SQL Injection (Blind and Time-Based)

One of the most famous exposures (and powerful attacks) and the most commonly implemented attack vector in web application scanners — WAVSEP 2014

Syhunt Dynamic achieved 100% detection of SQL Injection vulnerabilities (both Blind and Time Based).

XSS (Cross-Site Scripting)

This section deals with the detection accuracy of Reflected Cross Site Scripting, a very common exposure which is the 2nd most commonly implemented feature in web application vulnerability scanners. — WAVSEP 2014

Syhunt Dynamic achieved 100% detection of XSS vulnerabilities in the testing, with zero false positives thanks to its advanced filters.

XSS (Cross-Site Scripting) & SQL Injection - Stacked

Syhunt, Acunetix, AppScan, Netsparker and WebInspect top the WAVSEP 2014 benchmark charts with 100 percent SQL Injection and XSS detection rates.

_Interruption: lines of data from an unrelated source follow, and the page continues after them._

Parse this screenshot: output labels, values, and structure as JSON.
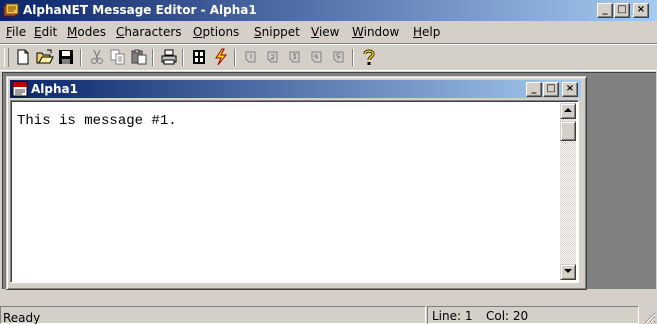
{
  "window": {
    "title": "AlphaNET Message Editor - Alpha1",
    "minimize": "_",
    "maximize": "□",
    "close": "×"
  },
  "menu": [
    {
      "label": "File",
      "u": "F",
      "rest": "ile"
    },
    {
      "label": "Edit",
      "u": "E",
      "rest": "dit"
    },
    {
      "label": "Modes",
      "u": "M",
      "rest": "odes"
    },
    {
      "label": "Characters",
      "u": "C",
      "rest": "haracters"
    },
    {
      "label": "Options",
      "u": "O",
      "rest": "ptions"
    },
    {
      "label": "Snippet",
      "u": "S",
      "rest": "nippet"
    },
    {
      "label": "View",
      "u": "V",
      "rest": "iew"
    },
    {
      "label": "Window",
      "u": "W",
      "rest": "indow"
    },
    {
      "label": "Help",
      "u": "H",
      "rest": "elp"
    }
  ],
  "toolbar": {
    "icons": [
      "new-document-icon",
      "open-folder-icon",
      "save-disk-icon",
      "cut-icon",
      "copy-icon",
      "paste-icon",
      "print-icon",
      "disconnect-icon",
      "send-lightning-icon",
      "snippet-1-icon",
      "snippet-2-icon",
      "snippet-3-icon",
      "snippet-4-icon",
      "snippet-5-icon",
      "help-question-icon"
    ]
  },
  "child": {
    "title": "Alpha1",
    "minimize": "_",
    "maximize": "□",
    "close": "×"
  },
  "editor": {
    "text": "This is message #1."
  },
  "status": {
    "ready": "Ready",
    "line": "Line: 1",
    "col": "Col: 20"
  },
  "colors": {
    "titlebar_start": "#0a246a",
    "titlebar_end": "#a6caf0",
    "face": "#d4d0c8",
    "workspace": "#808080"
  }
}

Hidden, Obsolete & Backup Files

This test assessed the capabilities of scanners to locate backup files with non-executable extensions, compressed versions of files and directories that developers may have forgotten, sequential files or copies of files and directories that are remnants of various development tests, and additional hazards that may lead to source code configuration disclosure. — WAVSEP 2014

File Inclusion (RFI & LFI) - Stacked

Note: QualysGuard WAS is absent from the file inclusion chart because there were issues when trying to use its LFI/RFI plugins.

Phishing via Unvalidated Redirect

At the time that the comparison was performed Syhunt Dynamic could not perform checks for unvalidated redirect. A plugin for detecting unvalidated redirects has been added later.